- Born: June 8, 1971 (age 55) Seoul, South Korea
- Education: Cornell University (BA) New York University (MFA)
- Occupation: Writer

= Sung J. Woo =

American novelist

Sung J. Woo (born June 8, 1971) is a Korean-American writer of five works of fiction. He was born in Seoul, South Korea.

== Personal ==
Woo came to the United States in 1981, when he was ten years old. He grew up in Ocean Township, New Jersey. He received his B.A. in English from Cornell University in 1994 and received his M.F.A. in creative writing from New York University in 2006. Woo currently lives in Washington Township, Warren County, New Jersey.

==Works==
Woo's short story Limits received the 2008 Raymond Carver Short Story Contest Editor's Choice Award from Carve Magazine.

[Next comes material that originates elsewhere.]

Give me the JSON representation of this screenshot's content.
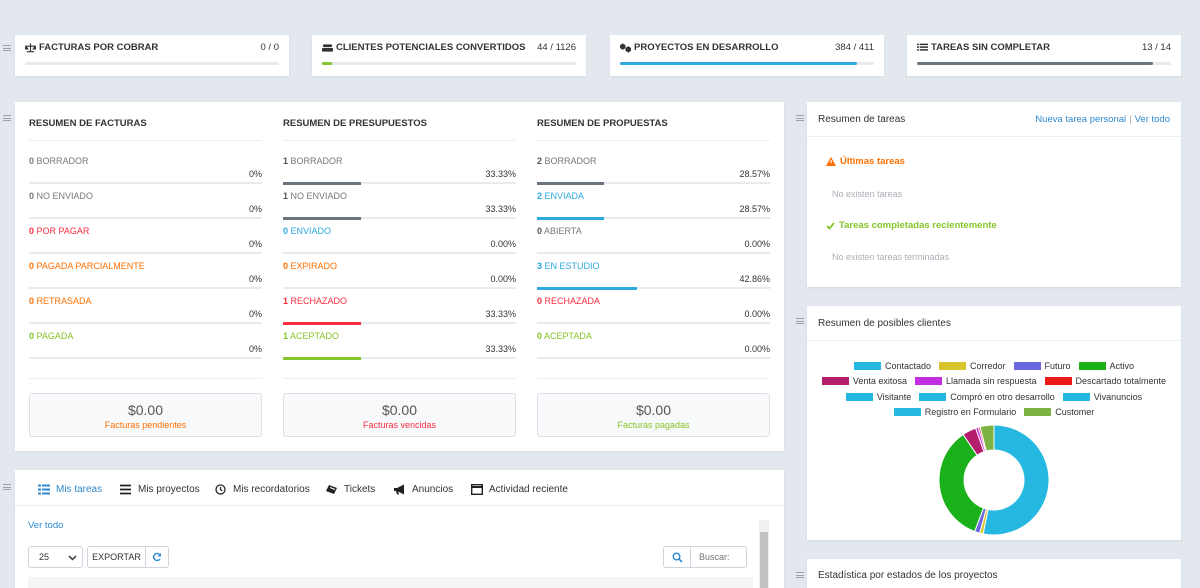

Woo has also published non-fiction. His essays have been published in The New York Times, The New York Times Magazine and KoreAm Journal.

==Bibliography==

===Short stories===
- Limits (2008)

===Novels===
- Everything Asian (2009), ISBN 978-0-312-53885-9.
- Love Love (2015), ISBN 978-1-593-76617-7.
- Skin Deep (2020), ISBN 978-1-947-99395-2.
- Deep Roots (2023), ISBN 978-1-957-95737-1.
- Lines (2024), ISBN 978-1-956-69250-1.